Bundeswehr in Bruchsal

ABC-Abwehr aus Bruchsal: Was die Bundeswehr beim „Badischen Sturm 2026“ trainiert

Militärisches ABC-Schutzfahrzeug mit Ausrüstung auf einem neutralen Übungsgelände der Bundeswehr
Symbolbild: KI-generiert. Die Bundeswehr trainiert bei „Badischer Sturm 2026“ Fähigkeiten zur Abwehr atomarer, biologischer und chemischer Gefahren.

Bruchsal steht für knapp zwei Wochen im Mittelpunkt einer groß angelegten Bundeswehr-Übung: Beim „Badischen Sturm 2026“ trainieren mehrere Hundert Soldatinnen und Soldaten den Umgang mit atomaren, biologischen und chemischen Gefahren. Militärfahrzeuge können dabei auch auf öffentlichen Straßen unterwegs sein. Was genau geübt wird und warum nicht alle Einsatzorte vorab bekannt gegeben werden.

Bruchsal, 20. September 2026. Seit dem 14. September läuft die Bundeswehr-Übung „Badischer Sturm 2026“. Verantwortlich ist das in Bruchsal stationierte ABC-Abwehrregiment 750 „Baden“. Nach aktuellen Angaben der Bundeswehr nehmen rund 500 Soldatinnen und Soldaten teil. Noch bis zum 25. September sollen sie unter möglichst realitätsnahen Bedingungen trainieren.

Bruchsal ist dabei mehr als der Heimatstandort des Regiments. Die Bundeswehr bezeichnet die Stadt ausdrücklich als Zentrum der Übung. Wer daraus allerdings auf ein Manöver ausschließlich im Stadtgebiet schließt, liegt falsch: Der Übungsraum zieht sich durch weite Teile Süddeutschlands und reicht über Baden-Württemberg hinaus nach Rheinland-Pfalz und Bayern.

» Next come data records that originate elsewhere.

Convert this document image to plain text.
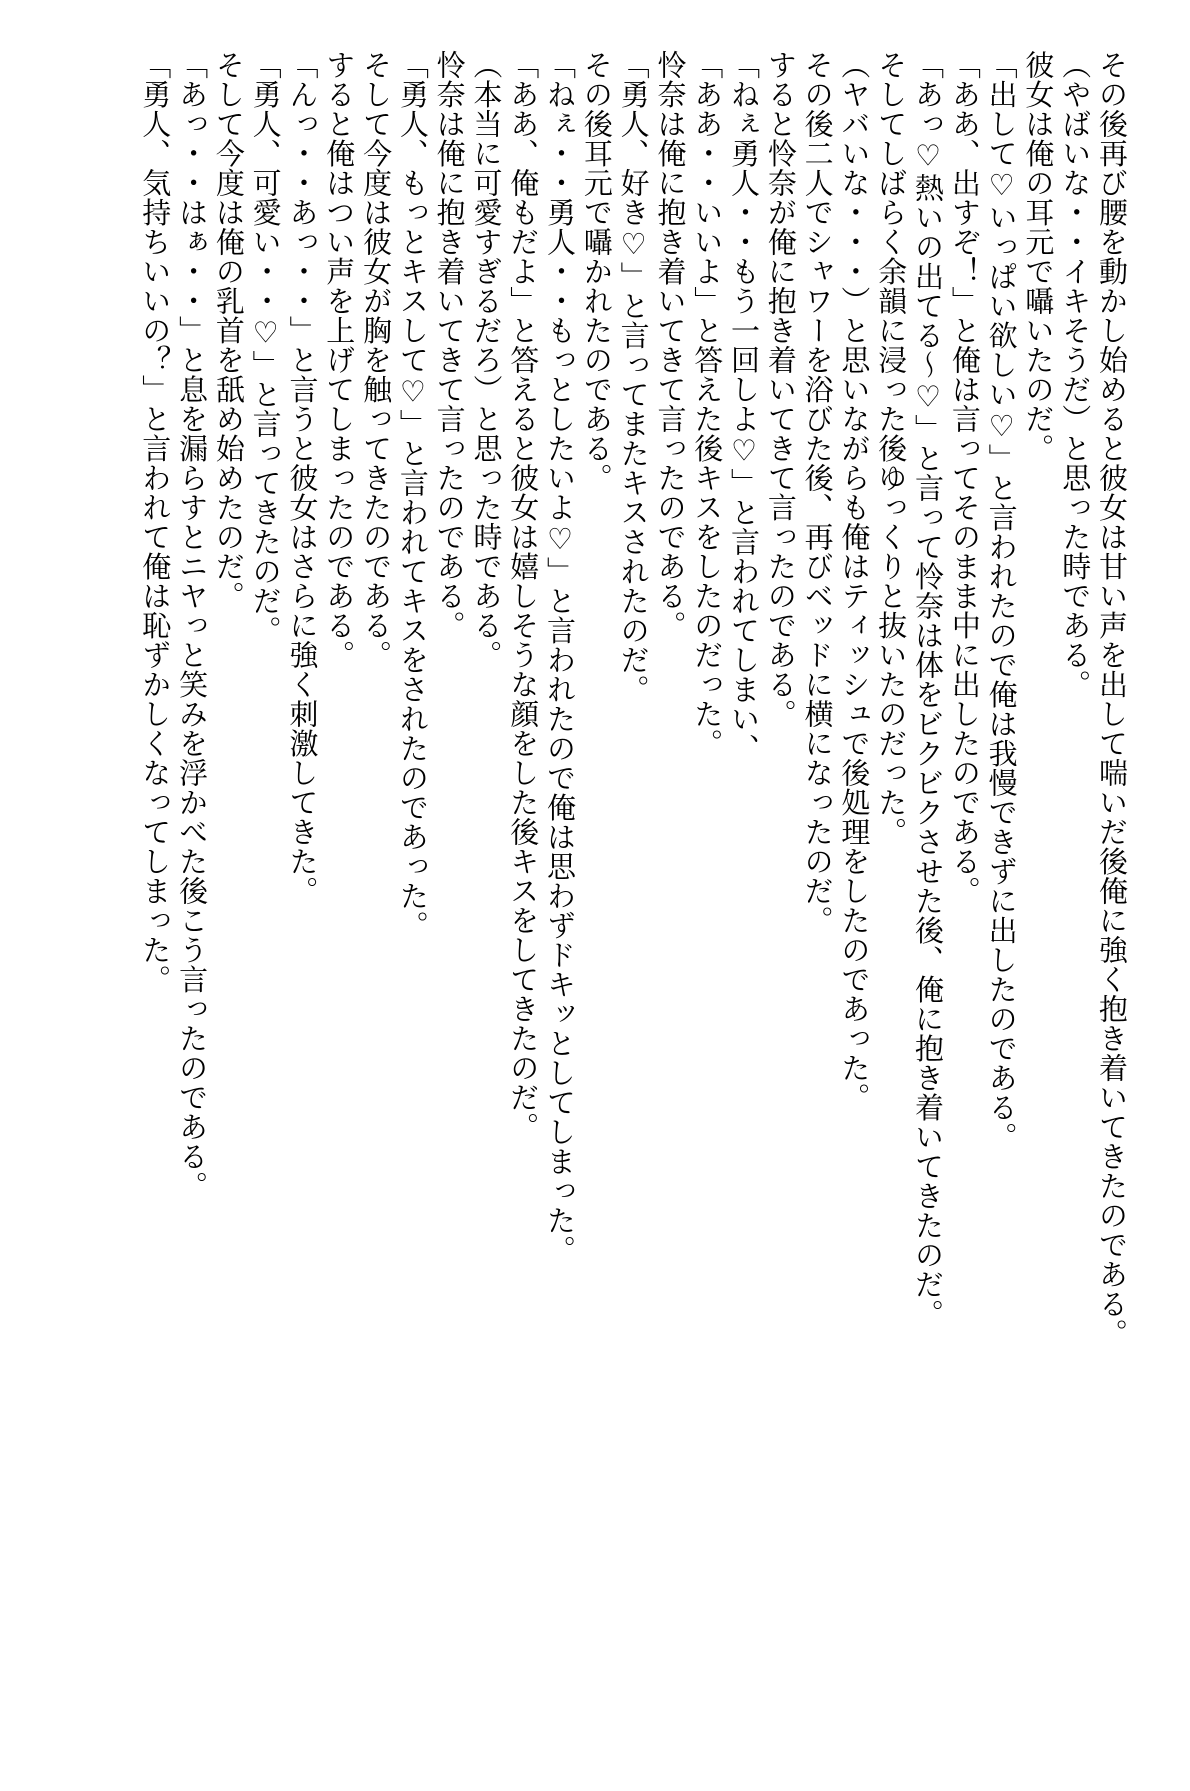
その後再び腰を動かし始めると彼女は甘い声を出して喘いだ後俺に強く抱き着いてきたのである。
（やばいな・・イキそうだ）と思った時である。
彼女は俺の耳元で囁いたのだ。
「出して♡いっぱい欲しい♡」と言われたので俺は我慢できずに出したのである。
「ああ、出すぞ！」と俺は言ってそのまま中に出したのである。
「あっ♡熱いの出てる〜♡」と言って怜奈は体をビクビクさせた後、俺に抱き着いてきたのだ。
そしてしばらく余韻に浸った後ゆっくりと抜いたのだった。
（ヤバいな・・・）と思いながらも俺はティッシュで後処理をしたのであった。
その後二人でシャワーを浴びた後、再びベッドに横になったのだ。
すると怜奈が俺に抱き着いてきて言ったのである。
「ねぇ勇人・・もう一回しよ♡」と言われてしまい、
「ああ・・いいよ」と答えた後キスをしたのだった。
怜奈は俺に抱き着いてきて言ったのである。
「勇人、好き♡」と言ってまたキスされたのだ。
その後耳元で囁かれたのである。
「ねぇ・・勇人・・もっとしたいよ♡」と言われたので俺は思わずドキッとしてしまった。
「ああ、俺もだよ」と答えると彼女は嬉しそうな顔をした後キスをしてきたのだ。
（本当に可愛すぎるだろ）と思った時である。
怜奈は俺に抱き着いてきて言ったのである。
「勇人、もっとキスして♡」と言われてキスをされたのであった。
そして今度は彼女が胸を触ってきたのである。
すると俺はつい声を上げてしまったのである。
「んっ・・あっ・・」と言うと彼女はさらに強く刺激してきた。
「勇人、可愛い・・♡」と言ってきたのだ。
そして今度は俺の乳首を舐め始めたのだ。
「あっ・・はぁ・・」と息を漏らすとニヤっと笑みを浮かべた後こう言ったのである。
「勇人、気持ちいいの？」と言われて俺は恥ずかしくなってしまった。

Der „Badische Sturm“ unterscheidet sich zudem von dem, was viele mit einer klassischen Bundeswehr-Übung verbinden. Im Mittelpunkt stehen keine gewöhnlichen Gefechtsszenarien. Das Bruchsaler Regiment ist auf die Abwehr atomarer, biologischer und chemischer Gefahren spezialisiert – und genau diese Fähigkeiten sollen während der Übung zusammenspielen.

„Badischer Sturm“ trainiert den ABC-Ernstfall

Der von der Bundeswehr verwendete Begriff „Ernstfall“ hat hier eine klar umrissene Bedeutung. Trainiert wird, gefährliche Stoffe zu erkennen, betroffene Bereiche aufzuklären und die notwendigen Schutzmaßnahmen einzuleiten. Hinzu kommen die Identifikation von ABC-Kampf- und Gefahrstoffen, die fachliche Beratung sowie die Dekontamination von Menschen und Material.

Das klingt technisch – und ist es auch. Bei einer ABC-Gefahrenlage müssen Spezialisten feststellen können, welcher Stoff vorhanden ist, wo eine Belastung besteht und wie mit betroffenen Personen, Fahrzeugen oder Ausrüstung umzugehen ist. Einzelne Fähigkeiten allein reichen dafür nicht. Entscheidend ist, dass die Abläufe unter Zeitdruck ineinandergreifen und unterschiedliche Einheiten zusammenarbeiten können.

Genau darauf zielt die Bundeswehr-Übung „Badischer Sturm 2026“. Nach Angaben der Bundeswehr werden die verschiedenen Fähigkeiten des ABC-Abwehrregiments in einem möglichst realitätsnahen Umfeld zusammengeführt.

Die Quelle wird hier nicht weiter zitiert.